I own a GT mountain bike. I was running some tires more for dirt/off-road, but where I moved to live now I have also been riding a lot on tarmac/asphalt/pavement. So I was looking for some tires that would give me:

  • a good speed on these flat roads (gosh, I have strong legs and still cycle fast, but these actual tires kill me)

  • still a good grip on off-road dirt/gravel.

I came across the CONTINENTAL Race King ShieldWall (this is the upper-intermediate version of Race Kings).

They sound to have a good grip for off-road, but also appear to be fast on road (of course not as fast a road bike, I'm not looking for it anyways).

Now, bearing in mind my needs stated above, a question came to my mind - and when I search I only see topics/posts/answers from few years ago:

  1. Should I run 2.0" on both rear and front wheel?

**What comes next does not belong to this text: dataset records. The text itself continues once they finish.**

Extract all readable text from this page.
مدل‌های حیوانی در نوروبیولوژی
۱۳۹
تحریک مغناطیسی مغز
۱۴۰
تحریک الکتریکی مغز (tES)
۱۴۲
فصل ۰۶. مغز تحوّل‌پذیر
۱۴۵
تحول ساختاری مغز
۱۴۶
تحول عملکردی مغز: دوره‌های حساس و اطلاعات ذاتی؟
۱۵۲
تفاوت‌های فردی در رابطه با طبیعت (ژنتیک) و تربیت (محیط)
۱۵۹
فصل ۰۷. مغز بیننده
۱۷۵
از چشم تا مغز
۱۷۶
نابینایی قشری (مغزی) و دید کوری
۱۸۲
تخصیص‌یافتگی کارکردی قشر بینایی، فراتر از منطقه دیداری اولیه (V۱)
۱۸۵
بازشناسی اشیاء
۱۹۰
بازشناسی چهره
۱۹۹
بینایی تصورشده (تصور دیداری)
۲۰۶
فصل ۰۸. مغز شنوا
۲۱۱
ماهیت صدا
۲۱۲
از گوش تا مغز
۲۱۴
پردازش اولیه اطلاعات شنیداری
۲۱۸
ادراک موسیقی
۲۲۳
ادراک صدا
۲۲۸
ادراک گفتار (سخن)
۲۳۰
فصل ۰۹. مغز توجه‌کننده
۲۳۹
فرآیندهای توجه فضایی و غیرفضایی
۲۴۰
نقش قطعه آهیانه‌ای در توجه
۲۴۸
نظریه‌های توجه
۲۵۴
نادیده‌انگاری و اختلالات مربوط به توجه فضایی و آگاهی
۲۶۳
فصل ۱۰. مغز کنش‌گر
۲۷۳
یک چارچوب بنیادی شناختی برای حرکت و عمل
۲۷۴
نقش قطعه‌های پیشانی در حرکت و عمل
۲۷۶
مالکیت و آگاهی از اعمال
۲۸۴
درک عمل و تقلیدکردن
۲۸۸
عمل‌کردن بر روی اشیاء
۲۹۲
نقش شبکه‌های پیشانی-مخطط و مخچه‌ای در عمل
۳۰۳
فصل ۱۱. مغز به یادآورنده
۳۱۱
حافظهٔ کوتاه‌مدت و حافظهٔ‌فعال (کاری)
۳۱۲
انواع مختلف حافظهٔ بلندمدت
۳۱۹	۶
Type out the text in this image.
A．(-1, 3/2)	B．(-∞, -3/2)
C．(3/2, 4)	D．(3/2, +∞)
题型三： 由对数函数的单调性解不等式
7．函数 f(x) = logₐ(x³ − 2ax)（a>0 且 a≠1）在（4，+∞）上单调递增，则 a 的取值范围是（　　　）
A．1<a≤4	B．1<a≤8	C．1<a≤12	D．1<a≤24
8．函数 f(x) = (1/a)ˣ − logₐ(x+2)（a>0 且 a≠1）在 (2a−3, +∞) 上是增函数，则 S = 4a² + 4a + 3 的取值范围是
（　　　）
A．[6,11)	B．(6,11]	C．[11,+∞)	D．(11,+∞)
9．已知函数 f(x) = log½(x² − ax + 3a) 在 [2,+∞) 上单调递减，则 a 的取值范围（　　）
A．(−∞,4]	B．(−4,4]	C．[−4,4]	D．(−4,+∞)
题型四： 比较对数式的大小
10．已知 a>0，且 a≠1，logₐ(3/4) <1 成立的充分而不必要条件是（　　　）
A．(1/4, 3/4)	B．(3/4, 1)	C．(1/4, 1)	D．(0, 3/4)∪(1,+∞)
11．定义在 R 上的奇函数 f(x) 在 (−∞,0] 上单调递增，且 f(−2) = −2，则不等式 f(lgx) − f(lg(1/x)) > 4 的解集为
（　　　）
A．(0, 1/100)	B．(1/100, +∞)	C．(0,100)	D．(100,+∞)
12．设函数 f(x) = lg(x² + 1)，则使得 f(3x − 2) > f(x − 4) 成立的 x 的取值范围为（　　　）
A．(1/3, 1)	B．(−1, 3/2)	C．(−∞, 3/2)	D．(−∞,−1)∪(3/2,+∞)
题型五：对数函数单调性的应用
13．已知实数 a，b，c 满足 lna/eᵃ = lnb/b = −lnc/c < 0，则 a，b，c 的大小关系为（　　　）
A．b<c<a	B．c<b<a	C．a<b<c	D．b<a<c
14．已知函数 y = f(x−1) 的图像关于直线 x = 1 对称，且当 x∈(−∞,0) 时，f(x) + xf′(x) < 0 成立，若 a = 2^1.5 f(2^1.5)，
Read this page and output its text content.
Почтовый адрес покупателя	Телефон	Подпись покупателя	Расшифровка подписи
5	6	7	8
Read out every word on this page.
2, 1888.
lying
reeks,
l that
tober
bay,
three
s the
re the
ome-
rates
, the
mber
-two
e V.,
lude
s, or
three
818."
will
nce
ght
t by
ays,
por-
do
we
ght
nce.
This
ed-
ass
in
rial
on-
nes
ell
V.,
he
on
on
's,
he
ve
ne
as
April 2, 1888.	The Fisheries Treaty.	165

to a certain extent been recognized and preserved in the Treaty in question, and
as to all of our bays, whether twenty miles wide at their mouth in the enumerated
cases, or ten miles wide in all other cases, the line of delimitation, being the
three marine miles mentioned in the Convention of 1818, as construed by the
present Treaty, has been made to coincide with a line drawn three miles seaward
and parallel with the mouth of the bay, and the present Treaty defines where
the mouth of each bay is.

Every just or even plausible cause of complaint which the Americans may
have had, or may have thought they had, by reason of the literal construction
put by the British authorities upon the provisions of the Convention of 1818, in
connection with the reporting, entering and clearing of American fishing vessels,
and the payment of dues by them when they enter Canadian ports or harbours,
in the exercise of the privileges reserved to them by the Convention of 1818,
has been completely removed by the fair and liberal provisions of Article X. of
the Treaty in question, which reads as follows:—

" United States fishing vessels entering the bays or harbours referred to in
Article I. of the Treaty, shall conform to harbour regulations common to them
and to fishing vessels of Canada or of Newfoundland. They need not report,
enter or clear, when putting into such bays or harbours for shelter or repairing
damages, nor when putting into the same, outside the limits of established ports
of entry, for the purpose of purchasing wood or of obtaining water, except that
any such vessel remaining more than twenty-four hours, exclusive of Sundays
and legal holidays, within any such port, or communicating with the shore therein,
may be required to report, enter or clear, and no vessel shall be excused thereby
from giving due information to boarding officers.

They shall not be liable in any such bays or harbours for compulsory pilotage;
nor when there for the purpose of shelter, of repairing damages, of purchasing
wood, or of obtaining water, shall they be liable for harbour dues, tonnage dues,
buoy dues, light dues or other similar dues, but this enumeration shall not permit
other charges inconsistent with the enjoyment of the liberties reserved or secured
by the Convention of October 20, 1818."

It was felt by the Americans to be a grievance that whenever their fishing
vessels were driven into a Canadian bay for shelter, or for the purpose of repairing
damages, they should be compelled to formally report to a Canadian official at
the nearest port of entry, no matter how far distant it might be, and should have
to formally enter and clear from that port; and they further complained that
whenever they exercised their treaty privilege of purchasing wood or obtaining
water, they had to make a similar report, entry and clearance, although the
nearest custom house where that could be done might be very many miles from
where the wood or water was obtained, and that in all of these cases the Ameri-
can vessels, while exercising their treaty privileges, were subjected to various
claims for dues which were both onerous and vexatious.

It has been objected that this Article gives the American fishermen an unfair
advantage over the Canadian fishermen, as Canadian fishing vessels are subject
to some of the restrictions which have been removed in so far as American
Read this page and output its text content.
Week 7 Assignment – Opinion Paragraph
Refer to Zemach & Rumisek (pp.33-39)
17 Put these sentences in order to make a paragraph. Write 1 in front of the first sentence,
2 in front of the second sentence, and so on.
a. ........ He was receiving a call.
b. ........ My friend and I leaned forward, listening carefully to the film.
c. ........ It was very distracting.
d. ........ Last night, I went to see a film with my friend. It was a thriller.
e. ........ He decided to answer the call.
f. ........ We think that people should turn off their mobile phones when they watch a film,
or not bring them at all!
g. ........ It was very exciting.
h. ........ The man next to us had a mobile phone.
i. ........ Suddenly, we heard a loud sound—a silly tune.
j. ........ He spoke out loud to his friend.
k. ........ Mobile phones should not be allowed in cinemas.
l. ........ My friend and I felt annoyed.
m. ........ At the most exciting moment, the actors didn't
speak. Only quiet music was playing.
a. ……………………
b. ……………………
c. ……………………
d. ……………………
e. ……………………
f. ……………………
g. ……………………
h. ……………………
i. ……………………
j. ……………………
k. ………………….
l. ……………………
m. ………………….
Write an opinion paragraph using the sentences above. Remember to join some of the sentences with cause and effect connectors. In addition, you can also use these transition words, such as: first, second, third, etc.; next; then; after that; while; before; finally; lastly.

  2. Should I run 2.2" on both rear and front wheel?

  3. Should I run 2.0" on front and 2.2 on rear?

  4. Or should I run 2.2" on front and 2.0" on rear?

PS: I'm also open to any other suggestions on tires :)

  • You want the ideal tire. If it could be made, you could buy it. Everything that makes a tire better on all surfaces is already done on all tires at a given price point. Now you are trading off the road handling against the dirt/gravel handling. You need to decide your tradeoff. Apr 22, 2020 at 2:33

2 Answers 2


Looks like a good tire for both uses. The speed king would be faster on road, but not as good off road. If your off road is tending towards non-technical and dry hardpack, consider speed king. Size down not matter - narrow for more road/hard pack, wider for more technical off road conditions.

Consider something like speedking rear and raceking front. With more weight (70%) on the rear, the rolling resistance is relatively more important on there ear. The race king ont he front will provide more predictable traction for steering and control when off road.

One thing to watch is sealed/paved roads, especially when wet. As you lean into a corner, you transition onto the nobbly shoulder and loose traction when you most need it. Something like the speed king can catch an unwary rider out.

Ideally you have two bikes, second best is two sets of rims, one for off road and other for on road.

  • 1
    +1 for N+1 :-))
    – Criggie
    Apr 21, 2020 at 3:03

An on-road tyre is smooth and has no significant tread, whereas an off-road tyre has some combination of large and small lugs to suit specific surfaces.

There do exist tyre profiles that are smooth around the "equator" but develop lugs further out around the edges.

It really makes little difference in the width of your options - 2.0 inches to 2.2 inches is 10% different on width, and you won't notice any practical difference. There's a current trend toward wider, but that's 28mm which is about half of your 50-55 mm options.

Also, you're riding a squishy MTB on the road - no amount of fancy tyres will make it "fast" so consider adding a second bike to your collection, rather than compromising the off-roadness of your existing bike. That second bike could be a rigid MTB/commuter, or a dropbar road bike.

Depending on the condition of your current tyres, just keep riding them till they're worn out. As the lugs wear down, you will approach that "smooth band" around the middle. If your current tyres are still decent,then store them for some future rides, though be aware its irritating to change tyres a lot, and potentially damaging for the rims and tyres.